Oh I see. That’s fairly worrying. So just to confirm - that means someone with a card and expiry can put through the order? without any checking in place against CVV and postcode?
If there’s no automated checking, are either of these scenarios possible:
-
Have the API/SDK return the value they enter for the postcode on the payment form (so we can at least check that against the shipping address)?
-
Have the API/SDK return the value of postcode from the bank itself and we check that against shipping address?
Or alternatively - would implementing SCA force checking via 3d secure? bypassing the need to verify via cvv/avshttps://developer.squareup.com/docs/web-payments/sca
According to the team those statuses come from the issuers, not from Square. It means the cardholder’s bank was confident enough that it was a valid transaction that it didn’t bother to check the CVV / AVS.

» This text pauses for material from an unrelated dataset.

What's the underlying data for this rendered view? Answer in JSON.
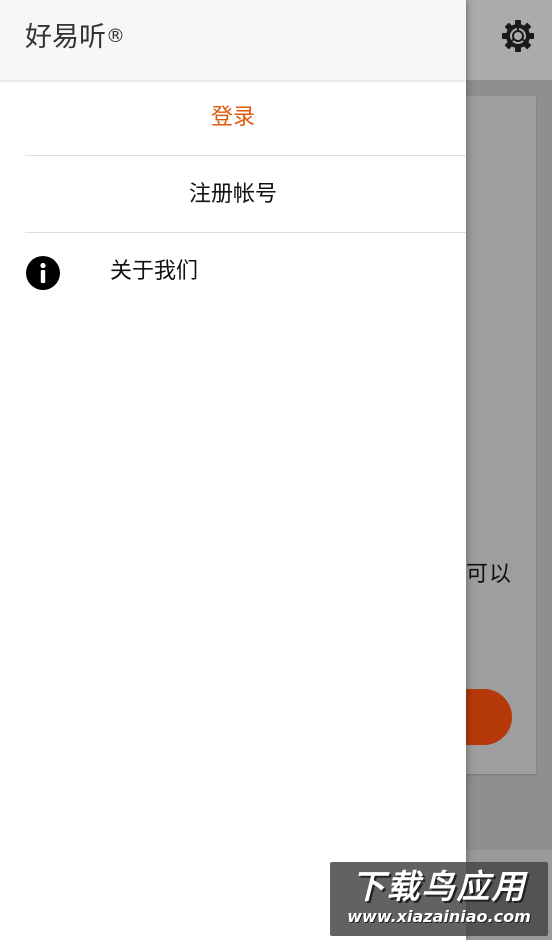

So in the cases of chargebacks, we have no validation against the card to show we matched the shipping details to the card. Is it possible to implement SCA onto php sdk code for better verification? Is there documentation on that?
I’m not sure I understand what you mean by validating the shipping details to the card? The billing address of a card could be very different from the shipping address of where the products are going too. Also a compromised could still successfully process if the bad actor has all the correct information. That payment is still subject to chargeback. Lastly, we do have Risk Manager and you can set rules for additional security. At this time it’s currently not available in Australia but the team is looking to expand its availability. Unfortunately, we don’t have a public roadmap for it’s availability.